12 december 1954
Duisternis en licht, twee geharnaste gezellen, die kwellen, kwellen steeds elkaar. Zij slaan en jagen door de dagen en de nachten, licht en duisternis. Hun gemis aan besef doet samen hen strijden en in die strijd voortdurend lijden terwijl de kracht, waaruit zij eens geboren werden, voor beiden toch dezelfde is, het licht en het duister, zij zijn nog gescheiden. Zij vormen een veldslag voortdurend voort. Maar aan het eind van het lijden zullen zij elkaar niet bemerken.
Dan wordt hun zijn tot een enkel akkoord. Tezaam in het leven voortgedreven vinden zij de werkelijkheid, waarin geen licht is en geen duister, maar slechts een kracht, die het leven leidt. Uit licht en duister voortgekomen, gedroomd in dromen duizend maal, spreekt het licht u stille woorden in Goddelijk geheime taal. Dat is het einde van het lijden, dat is het einde van de strijd: als licht en duisternis samen komen en spreken taal der eeuwigheid.
Dit was het eerste genre, de wijziging en variant, die wij ons voorstellen te brengen, houdt in een ontleding van de verschillende onderwerpen, waarbij wij elk voor zich eerst worden bezien. Dan worden samengenomen in een laatste en algemeen korte stanze.
LICHT.
Flitsende kracht, die staat tegen het duister der nacht,
Die met lichtende zwaarden het Al doorploegt,
Licht, dat naar bewustwording zoekt,
Licht is het leven, vreugde in het zijn,
Vrijdom van lijden en pijn.
Licht is de kracht, die ons allen geleidt
Licht is het spoor van de Eeuwigheid,
Licht is het bewustzijn, dat in ons leeft,
Het Licht is de God, die Zijn krachten ons geeft.
DUISTER.
Sombere verlorenheid, waarin een ziel om hulpe schreit.
Leegte zonder woord of tijd. Leegte,
dieper dan de nacht.
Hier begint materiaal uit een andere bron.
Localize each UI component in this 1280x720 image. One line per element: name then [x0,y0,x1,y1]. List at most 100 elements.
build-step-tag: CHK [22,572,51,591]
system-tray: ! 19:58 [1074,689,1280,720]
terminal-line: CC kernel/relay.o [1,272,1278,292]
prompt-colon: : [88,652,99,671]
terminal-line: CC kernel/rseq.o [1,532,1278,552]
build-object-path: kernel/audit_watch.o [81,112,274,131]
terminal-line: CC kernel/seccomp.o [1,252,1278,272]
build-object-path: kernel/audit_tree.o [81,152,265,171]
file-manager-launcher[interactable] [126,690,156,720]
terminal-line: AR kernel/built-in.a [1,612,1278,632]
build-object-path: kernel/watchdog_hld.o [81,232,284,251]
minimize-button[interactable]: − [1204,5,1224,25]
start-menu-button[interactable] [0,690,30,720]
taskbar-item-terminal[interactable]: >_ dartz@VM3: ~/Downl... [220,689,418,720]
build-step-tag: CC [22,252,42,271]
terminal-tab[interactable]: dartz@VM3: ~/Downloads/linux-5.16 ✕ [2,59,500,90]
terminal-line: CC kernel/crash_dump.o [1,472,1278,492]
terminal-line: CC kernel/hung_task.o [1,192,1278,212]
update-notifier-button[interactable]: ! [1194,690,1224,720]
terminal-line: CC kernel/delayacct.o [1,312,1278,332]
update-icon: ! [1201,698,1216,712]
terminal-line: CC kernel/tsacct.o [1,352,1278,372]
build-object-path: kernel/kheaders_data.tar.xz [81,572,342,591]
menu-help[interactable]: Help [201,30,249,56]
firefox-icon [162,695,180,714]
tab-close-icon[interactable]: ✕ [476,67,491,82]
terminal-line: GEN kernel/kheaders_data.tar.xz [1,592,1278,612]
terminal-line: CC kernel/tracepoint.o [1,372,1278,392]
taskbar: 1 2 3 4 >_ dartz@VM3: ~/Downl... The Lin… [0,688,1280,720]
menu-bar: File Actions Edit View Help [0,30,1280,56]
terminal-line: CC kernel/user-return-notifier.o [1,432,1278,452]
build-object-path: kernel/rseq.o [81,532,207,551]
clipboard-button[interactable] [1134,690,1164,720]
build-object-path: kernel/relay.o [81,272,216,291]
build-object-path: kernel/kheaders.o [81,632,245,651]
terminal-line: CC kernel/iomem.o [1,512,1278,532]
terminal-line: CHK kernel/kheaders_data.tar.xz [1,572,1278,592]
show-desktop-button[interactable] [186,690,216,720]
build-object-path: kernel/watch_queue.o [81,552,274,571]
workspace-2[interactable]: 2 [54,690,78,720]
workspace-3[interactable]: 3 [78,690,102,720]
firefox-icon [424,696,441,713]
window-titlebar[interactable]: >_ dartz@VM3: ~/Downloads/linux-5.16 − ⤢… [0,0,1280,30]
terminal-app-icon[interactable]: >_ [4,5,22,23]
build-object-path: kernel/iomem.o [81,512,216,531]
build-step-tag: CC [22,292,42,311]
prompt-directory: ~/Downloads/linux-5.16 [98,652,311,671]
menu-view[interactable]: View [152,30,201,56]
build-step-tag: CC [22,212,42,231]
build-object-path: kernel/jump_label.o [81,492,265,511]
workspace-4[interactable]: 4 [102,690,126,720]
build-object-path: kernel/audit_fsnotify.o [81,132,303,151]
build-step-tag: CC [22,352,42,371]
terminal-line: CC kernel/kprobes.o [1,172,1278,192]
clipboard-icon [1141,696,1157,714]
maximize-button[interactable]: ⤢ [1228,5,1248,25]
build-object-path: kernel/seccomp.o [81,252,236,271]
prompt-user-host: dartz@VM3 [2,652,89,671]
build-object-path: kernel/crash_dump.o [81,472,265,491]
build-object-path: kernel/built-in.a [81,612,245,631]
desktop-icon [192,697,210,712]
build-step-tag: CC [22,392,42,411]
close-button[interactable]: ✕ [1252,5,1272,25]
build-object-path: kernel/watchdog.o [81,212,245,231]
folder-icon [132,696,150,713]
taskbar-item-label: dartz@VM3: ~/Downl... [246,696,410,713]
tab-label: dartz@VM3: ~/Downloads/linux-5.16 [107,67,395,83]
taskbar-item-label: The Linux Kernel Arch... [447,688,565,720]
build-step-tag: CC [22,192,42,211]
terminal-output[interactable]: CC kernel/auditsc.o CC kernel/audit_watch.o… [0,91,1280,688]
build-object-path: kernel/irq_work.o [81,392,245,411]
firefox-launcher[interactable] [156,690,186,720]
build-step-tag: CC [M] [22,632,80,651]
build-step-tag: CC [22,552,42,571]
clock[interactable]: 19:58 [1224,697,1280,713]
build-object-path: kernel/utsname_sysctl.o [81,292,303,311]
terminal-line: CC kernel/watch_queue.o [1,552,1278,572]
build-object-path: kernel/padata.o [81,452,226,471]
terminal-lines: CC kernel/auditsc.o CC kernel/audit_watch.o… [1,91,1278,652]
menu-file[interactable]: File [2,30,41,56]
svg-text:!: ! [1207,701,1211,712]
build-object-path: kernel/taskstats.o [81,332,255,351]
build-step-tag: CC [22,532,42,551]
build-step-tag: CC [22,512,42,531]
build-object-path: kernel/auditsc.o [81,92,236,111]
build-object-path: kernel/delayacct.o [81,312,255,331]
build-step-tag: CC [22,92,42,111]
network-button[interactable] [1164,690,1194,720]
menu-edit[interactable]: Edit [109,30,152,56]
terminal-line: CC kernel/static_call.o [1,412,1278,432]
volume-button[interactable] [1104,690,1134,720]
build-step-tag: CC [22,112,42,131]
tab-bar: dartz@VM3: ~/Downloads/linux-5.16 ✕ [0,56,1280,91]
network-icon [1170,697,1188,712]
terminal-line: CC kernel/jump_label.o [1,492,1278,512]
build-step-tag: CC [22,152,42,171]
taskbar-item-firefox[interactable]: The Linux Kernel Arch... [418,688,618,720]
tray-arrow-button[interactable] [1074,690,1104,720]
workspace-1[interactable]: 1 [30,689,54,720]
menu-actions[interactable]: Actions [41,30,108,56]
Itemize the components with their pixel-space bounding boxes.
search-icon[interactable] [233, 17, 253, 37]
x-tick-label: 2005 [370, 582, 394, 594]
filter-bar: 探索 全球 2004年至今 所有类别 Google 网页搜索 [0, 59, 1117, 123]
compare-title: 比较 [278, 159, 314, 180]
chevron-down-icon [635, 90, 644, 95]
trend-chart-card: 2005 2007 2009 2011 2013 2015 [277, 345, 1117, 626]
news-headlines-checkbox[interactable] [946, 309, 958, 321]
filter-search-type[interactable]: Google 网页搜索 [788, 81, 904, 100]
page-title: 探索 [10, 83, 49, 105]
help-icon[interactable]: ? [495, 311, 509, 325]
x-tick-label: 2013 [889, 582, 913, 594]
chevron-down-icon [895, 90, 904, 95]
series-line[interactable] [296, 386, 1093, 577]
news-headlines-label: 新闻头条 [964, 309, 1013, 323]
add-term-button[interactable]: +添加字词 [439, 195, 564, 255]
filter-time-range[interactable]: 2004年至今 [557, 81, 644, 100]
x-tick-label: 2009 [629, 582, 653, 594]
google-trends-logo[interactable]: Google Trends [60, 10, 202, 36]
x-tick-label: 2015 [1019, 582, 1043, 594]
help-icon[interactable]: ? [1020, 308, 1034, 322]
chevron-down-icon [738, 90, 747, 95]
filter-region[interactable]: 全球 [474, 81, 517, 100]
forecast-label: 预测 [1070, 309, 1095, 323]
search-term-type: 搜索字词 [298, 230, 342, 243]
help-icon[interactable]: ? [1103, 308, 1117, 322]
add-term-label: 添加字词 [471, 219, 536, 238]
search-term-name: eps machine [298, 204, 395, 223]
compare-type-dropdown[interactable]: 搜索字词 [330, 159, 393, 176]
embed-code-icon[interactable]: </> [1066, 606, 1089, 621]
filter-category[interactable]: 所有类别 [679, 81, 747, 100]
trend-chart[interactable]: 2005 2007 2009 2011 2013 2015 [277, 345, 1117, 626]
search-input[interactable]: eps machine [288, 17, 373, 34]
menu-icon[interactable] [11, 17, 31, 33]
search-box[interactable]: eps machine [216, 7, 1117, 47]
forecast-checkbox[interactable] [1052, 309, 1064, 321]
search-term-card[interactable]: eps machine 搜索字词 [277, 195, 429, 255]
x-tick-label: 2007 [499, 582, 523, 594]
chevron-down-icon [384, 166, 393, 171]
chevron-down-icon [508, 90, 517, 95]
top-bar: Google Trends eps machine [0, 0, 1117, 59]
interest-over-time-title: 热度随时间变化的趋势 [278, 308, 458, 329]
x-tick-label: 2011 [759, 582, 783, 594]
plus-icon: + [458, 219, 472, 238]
Hoe kunt Gij ons in het leven schenken,
Iets van bewustzijn en van kracht?
Hoe kunt Gij geven ons het leven, dat leidt tot Goddelijk bestaan?
Gij lacht.
Gij kunt ons zelfs niet geven, het al verslindend rijk der waan.
Duister, ik wil u voort ontstreven.
Ik ken u niet en in de tijd ontstreefd aan het duister,
Hoop ik eens te vinden,
Het werkelijk Licht der Eeuwigheid.
LICHT EN DUISTER.
Licht, Gij zijt uit het duister geboren,
Gij schiet als een schicht uit de duisternis voort.
Uit het Ledig Niet heb ik gehoord een Stem, die sprak
Het eerste Scheppingswoord.
Duister, Gij zijt de Moeder van het Lichte,
Licht, Gij kind van de duisternis
Ik weet, dat in u beiden de kracht, die u drijft en voert dezelfde is.
Duister of Licht, hoe ook zij mijn leven, mijn streven en wezen,
Ik spreek geen klacht.
Licht en duister, gij beiden zult wezen,
De oplossing van het raadsel der vliedende nacht.
Vind ik mijn God, Hij is licht niet noch duister,
Zijn luister is van een andere aard.
Diep in mijn wezen heb ik deel van die luister.
Oh Licht, oh duister, nog stille bewaard.
Zo, Licht en duister, speel met mijn leven,
Speel met mijn wezen en jaag mij maar voort.
Ik zal vinden in Licht en duist.:
In vreugd en in vrezen: Mijn God.
Daaruit kwamen wij allen toch voort.